Maybe it’s the chocolate bar you eat to fight the mid-afternoon slump, the after-dinner biscuits, or the chips you like to munch during your favourite TV show. Pretty soon you’re like one of Pavlov’s dogs. You hear the bell – or the opening chords of the Grey’s Anatomy theme tune – and you salivate.

When you experience a craving, it triggers the areas of the brain – the hippocampus, insula, and caudate – that also cause addictions. The same mechanism that makes you (well, not you) reach for a crack pipe makes you yearn for a tub of Cookies & Cream.

“Whether it’s a craving for drugs, or chocolate, or shoes, the mechanism in the brain is the same,” says Dr Marcia Pelchat of the Monell Chemical Senses Center in Philadelphia.

Despite what we all want to believe, a craving isn’t your body’s way of saying you need sugar. The only craving that may be physiologically based is salt, Dr Pelchat says, and that’s exceedingly rare.

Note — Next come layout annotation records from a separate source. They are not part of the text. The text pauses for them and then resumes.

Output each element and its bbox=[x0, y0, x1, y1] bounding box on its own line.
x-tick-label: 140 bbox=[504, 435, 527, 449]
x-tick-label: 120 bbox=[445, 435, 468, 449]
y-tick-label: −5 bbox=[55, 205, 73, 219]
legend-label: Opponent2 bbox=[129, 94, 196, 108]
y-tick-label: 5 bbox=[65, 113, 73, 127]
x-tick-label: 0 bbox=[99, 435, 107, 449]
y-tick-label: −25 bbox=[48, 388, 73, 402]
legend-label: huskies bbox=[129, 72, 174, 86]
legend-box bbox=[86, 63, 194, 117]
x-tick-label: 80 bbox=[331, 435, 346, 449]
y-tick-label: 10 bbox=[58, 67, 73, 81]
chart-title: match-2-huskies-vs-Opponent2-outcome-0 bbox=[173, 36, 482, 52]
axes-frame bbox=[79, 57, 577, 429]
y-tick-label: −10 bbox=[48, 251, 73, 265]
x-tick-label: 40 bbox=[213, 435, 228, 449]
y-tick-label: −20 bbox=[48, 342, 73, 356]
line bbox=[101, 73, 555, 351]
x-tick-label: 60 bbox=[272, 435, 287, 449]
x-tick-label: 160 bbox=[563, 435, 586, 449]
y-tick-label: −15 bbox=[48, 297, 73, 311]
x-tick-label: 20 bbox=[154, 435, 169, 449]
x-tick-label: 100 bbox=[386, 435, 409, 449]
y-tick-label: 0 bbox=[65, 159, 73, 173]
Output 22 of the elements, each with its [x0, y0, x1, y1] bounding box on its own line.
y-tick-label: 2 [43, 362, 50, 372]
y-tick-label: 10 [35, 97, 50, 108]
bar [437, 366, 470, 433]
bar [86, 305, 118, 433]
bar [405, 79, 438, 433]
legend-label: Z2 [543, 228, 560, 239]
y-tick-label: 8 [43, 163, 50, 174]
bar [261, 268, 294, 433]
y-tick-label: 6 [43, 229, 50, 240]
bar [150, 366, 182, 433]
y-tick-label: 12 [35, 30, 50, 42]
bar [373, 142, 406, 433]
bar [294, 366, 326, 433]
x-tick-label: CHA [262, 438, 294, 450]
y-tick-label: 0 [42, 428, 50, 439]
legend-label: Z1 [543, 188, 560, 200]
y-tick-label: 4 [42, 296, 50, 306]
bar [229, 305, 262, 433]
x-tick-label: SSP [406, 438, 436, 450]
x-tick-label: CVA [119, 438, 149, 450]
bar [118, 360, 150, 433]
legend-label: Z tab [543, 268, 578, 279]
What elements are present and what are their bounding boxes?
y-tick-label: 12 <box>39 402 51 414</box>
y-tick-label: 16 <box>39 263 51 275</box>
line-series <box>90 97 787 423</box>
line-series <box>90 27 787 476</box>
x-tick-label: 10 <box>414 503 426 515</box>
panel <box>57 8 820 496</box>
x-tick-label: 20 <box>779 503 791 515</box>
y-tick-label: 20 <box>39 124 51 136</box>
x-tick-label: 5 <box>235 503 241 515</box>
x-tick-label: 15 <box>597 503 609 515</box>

Chances are your burning desire for Burger Rings has nothing to do with your adrenal glands and everything to do with, well, your burning desire for Burger Rings.

You’re going to eat again. It’s inevitable. But take comfort in the fact that reaching for that slice of pizza, whether you’re legitimately hungry, feeling stressed, or indulging a craving, has less to do with your lack of self control than with biological and psychological cues that you may not even be aware of – until now.